A princesa tailandesa Bajrakitiyabha Narendira Debyavati faleceu aos 47 anos após o agravamento de seu estado de saúde, devido a múltiplos problemas de saúde, e depois de permanecer quase quatro anos em coma, informou nesta sexta-feira (12) a Casa Real da Tailândia.
De acordo com o comunicado, a princesa faleceu às 19h48 desta quinta-feira, 11 de junho, após "receber tratamento prolongado por insuficiência cardíaca" no Hospital Memorial Rei Chulalongkorn, em Bangkok.
O estado de saúde de Bajrakitiyabha teria se agravado devido a uma infecção intra-abdominal, colite, hipotensão, arritmias e distúrbios de coagulação sanguínea, detalhou a agência Reuters, citando o palácio. A princesa havia sido hospitalizada em dezembro de 2022 após desmaiar enquanto treinava seus cães no distrito tailandês de Pak Chong e, em seguida, internada em um hospital local.
Posteriormente, Bajrakitiyabha foi transferida de helicóptero para Bangkok, onde os médicos concluíram que seu quadro era consequência de uma arritmia cardíaca grave causada por uma inflamação do coração após uma infecção por micoplasma. Ela permaneceu internada no Hospital Rei Chulalongkorn desde 15 de dezembro de 2022 até o dia de sua morte.
De acordo com o jornal Bangkok Post, desde 21 de maio, a equipe médica real vinha acompanhando de perto a saúde da princesa, devido a uma grave infecção fora de controle, que afetou vários órgãos importantes. Em abril, havia sido detectada uma infecção abdominal, causada por uma inflamação do intestino grosso, que desestabilizou a condição da princesa. A partir daí, seu estado de saúde foi se deteriorando gradualmente até seu falecimento.

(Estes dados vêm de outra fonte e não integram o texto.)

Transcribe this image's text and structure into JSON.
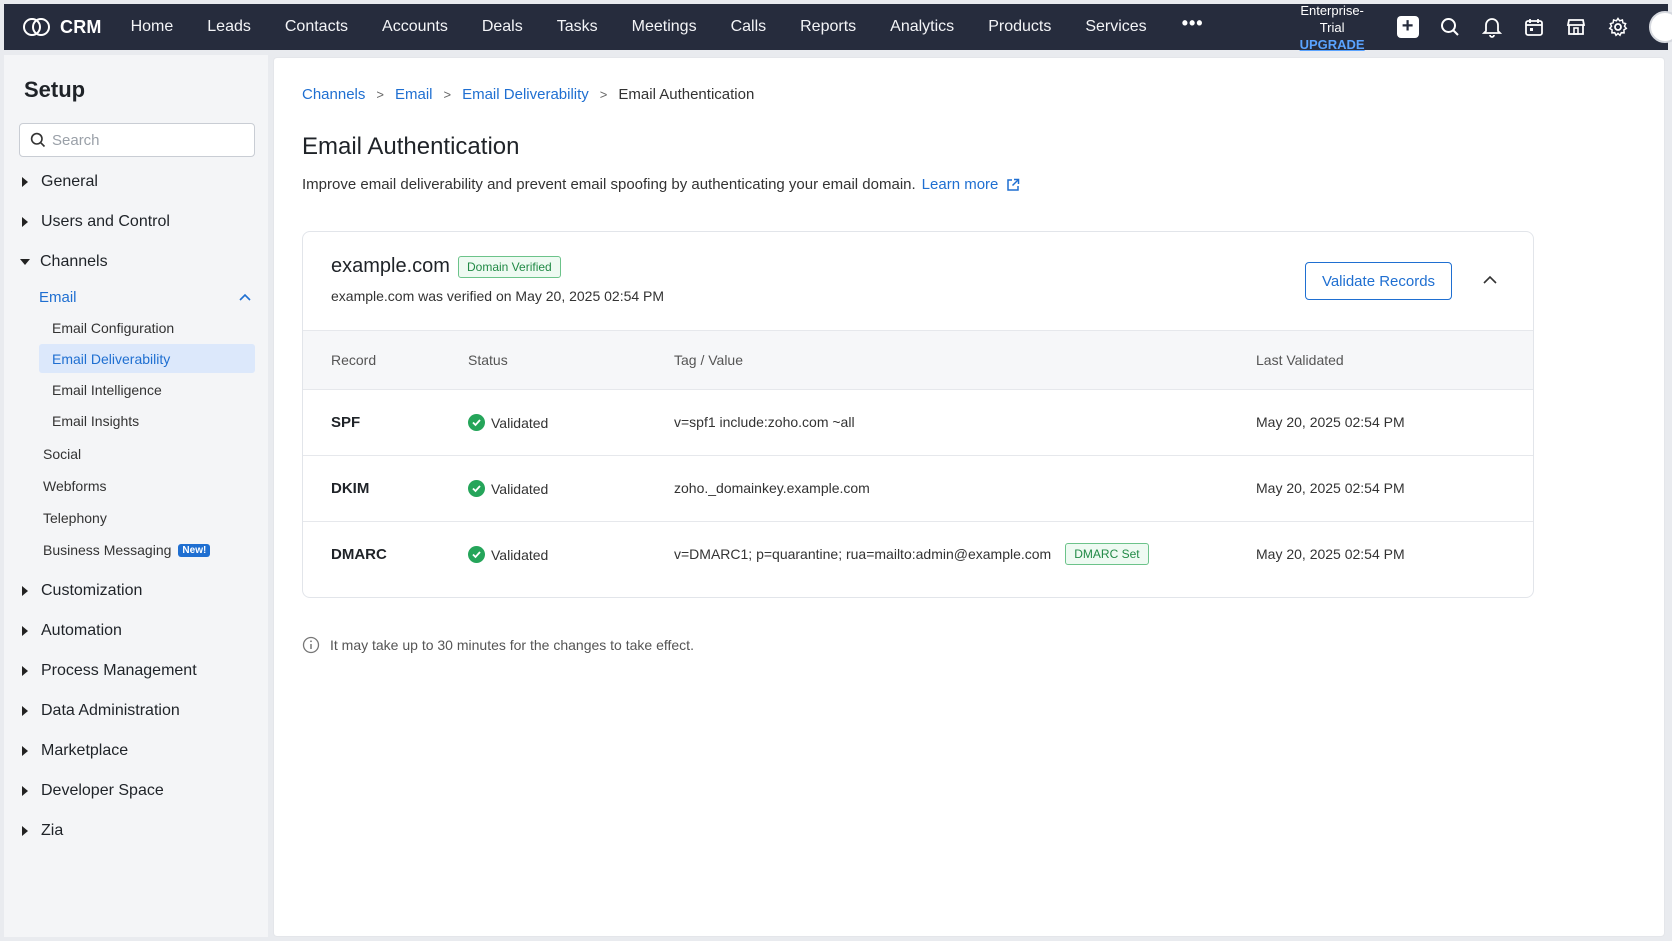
{
  "app": {
    "name": "CRM"
  },
  "nav": [
    "Home",
    "Leads",
    "Contacts",
    "Accounts",
    "Deals",
    "Tasks",
    "Meetings",
    "Calls",
    "Reports",
    "Analytics",
    "Products",
    "Services"
  ],
  "nav_more": "•••",
  "trial": {
    "edition": "Enterprise-Trial",
    "upgrade": "UPGRADE"
  },
  "sidebar": {
    "title": "Setup",
    "search_placeholder": "Search",
    "sections": {
      "general": "General",
      "users": "Users and Control",
      "channels": "Channels",
      "customization": "Customization",
      "automation": "Automation",
      "process": "Process Management",
      "data": "Data Administration",
      "marketplace": "Marketplace",
      "developer": "Developer Space",
      "zia": "Zia"
    },
    "email": "Email",
    "email_items": [
      "Email Configuration",
      "Email Deliverability",
      "Email Intelligence",
      "Email Insights"
    ],
    "channel_items": [
      "Social",
      "Webforms",
      "Telephony",
      "Business Messaging"
    ],
    "new_badge": "New!"
  },
  "breadcrumb": [
    "Channels",
    "Email",
    "Email Deliverability"
  ],
  "breadcrumb_current": "Email Authentication",
  "page": {
    "title": "Email Authentication",
    "description": "Improve email deliverability and prevent email spoofing by authenticating your email domain.",
    "learn_more": "Learn more"
  },
  "domain": {
    "name": "example.com",
    "badge": "Domain Verified",
    "verified_text": "example.com was verified on May 20, 2025 02:54 PM",
    "validate_button": "Validate Records"
  },
  "table": {
    "headers": {
      "record": "Record",
      "status": "Status",
      "value": "Tag / Value",
      "last": "Last Validated"
    },
    "rows": [
      {
        "record": "SPF",
        "status": "Validated",
        "value": "v=spf1 include:zoho.com ~all",
        "last": "May 20, 2025 02:54 PM"
      },
      {
        "record": "DKIM",
        "status": "Validated",
        "value": "zoho._domainkey.example.com",
        "last": "May 20, 2025 02:54 PM"
      },
      {
        "record": "DMARC",
        "status": "Validated",
        "value": "v=DMARC1; p=quarantine; rua=mailto:admin@example.com",
        "last": "May 20, 2025 02:54 PM",
        "badge": "DMARC Set"
      }
    ]
  },
  "note": "It may take up to 30 minutes for the changes to take effect.",
  "colors": {
    "topbar": "#262c3d",
    "accent": "#1f6fd1",
    "success": "#25a55a"
  }
}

Serviço ao seu país e ao povo
Bajrakitiyabha destacou-se por sua carreira diplomática. Ela estudou Direito e trabalhou como advogada na Procuradoria-Geral da Tailândia entre 2006 e 2011. Entre 2012 e 2014, foi embaixadora da Tailândia na Áustria, Eslovênia e Eslováquia. Em 2021, ingressou no Exército, onde recebeu o posto de general e atuou como chefe do Estado-Maior no Comando de Segurança Real.
Além de suas funções na administração pública, a princesa impulsionou vários projetos destinados a melhorar a qualidade de vida e o bem-estar das pessoas, principalmente das mulheres presas, fundando uma organização beneficente que promove seus direitos, em particular das grávidas e das que têm filhos.